Garry Myers for giving us the hctB sequence of Chlamydophila psittaci. This study has been supported by The Swedish Board of Health and Welfare and The Uppsala-Örebro Regional Research Council. The work of this manuscript is part of the goals described in the European Framework Programme 6 (FP6) funded EpiGenChlamydia Consortium (EU FP6 LSHG-CT-2007-037837) a Co-ordination Action, in functional genomics research entitled: Contribution of molecular epidemiology and host-pathogen genomics to understand Chlamydia trachomatis disease (see additional information at http://​www.​EpiGenChlamydia.​EU). Electronic supplementary

material Additional file 1: Appendix 1. List of the 378 sequences in the MLST database included in this study. (XLS 56 KB) Additional file 2: Appendix 2. Sequence variants of the MLST target that include hctB in Chlamydia trachomatis with corresponding accession number.
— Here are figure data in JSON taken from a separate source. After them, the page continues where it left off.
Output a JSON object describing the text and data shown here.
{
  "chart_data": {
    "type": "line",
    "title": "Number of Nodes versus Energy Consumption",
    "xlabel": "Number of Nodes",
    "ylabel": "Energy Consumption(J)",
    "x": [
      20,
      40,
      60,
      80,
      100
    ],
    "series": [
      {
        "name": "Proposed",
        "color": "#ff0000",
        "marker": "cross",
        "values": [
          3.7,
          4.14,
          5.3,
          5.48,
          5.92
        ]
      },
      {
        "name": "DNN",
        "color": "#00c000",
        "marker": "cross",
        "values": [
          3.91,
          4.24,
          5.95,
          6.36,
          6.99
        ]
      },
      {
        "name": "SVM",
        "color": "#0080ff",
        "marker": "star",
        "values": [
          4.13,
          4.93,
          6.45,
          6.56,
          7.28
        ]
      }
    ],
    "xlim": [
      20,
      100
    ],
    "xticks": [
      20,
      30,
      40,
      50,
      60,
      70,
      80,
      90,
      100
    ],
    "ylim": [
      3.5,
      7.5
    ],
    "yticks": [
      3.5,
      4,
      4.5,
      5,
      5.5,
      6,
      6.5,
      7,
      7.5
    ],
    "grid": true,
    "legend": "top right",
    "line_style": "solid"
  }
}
Each sequence variant is named after the allele number and the serotypes in which that variant has been found. (DOC 44 KB) Additional file 3: Appendix 3. Hc2 amino acid SGC-CBP30 order sequences in Chlamydiales and Hc2-like sequences in other genera. (DOC 82 KB) References 1. Hackstadt T, Baehr W, Ying Y: Chlamydia trachomatis developmentally regulated protein is homologous to eukaryotic histone H1. Proceedings of the National Academy of Sciences of the Cilengitide United States of America 1991,88(9):3937–3941.PubMedCrossRef 2. Perara E, Ganem D, Engel JN: A developmentally regulated chlamydial gene with apparent homology to eukaryotic histone H1. Proceedings of the National Academy of Sciences of the United States of America Y27632 1992,89(6):2125–2129.PubMedCrossRef 3. Belland RJ, Zhong G, Crane DD, Hogan D, Sturdevant D, Sharma J, Beatty WL, Caldwell HD: Genomic transcriptional profiling of the developmental cycle of Chlamydia trachomatis. Proceedings of the National Academy of Sciences of the United States of America 2003,100(14):8478–8483.PubMedCrossRef 4. Barry CE, Hayes SF, Hackstadt T: Nucleoid condensation in Escherichia coli that express a chlamydial histone homolog. Science 1992,256(5055):377–379.PubMedCrossRef 5. Brickman TJ, Barry CE, Hackstadt T: Molecular cloning and expression of hctB encoding a strain-variant chlamydial histone-like protein with DNA-binding activity. J Bacteriol 1993,175(14):4274–4281.PubMed 6.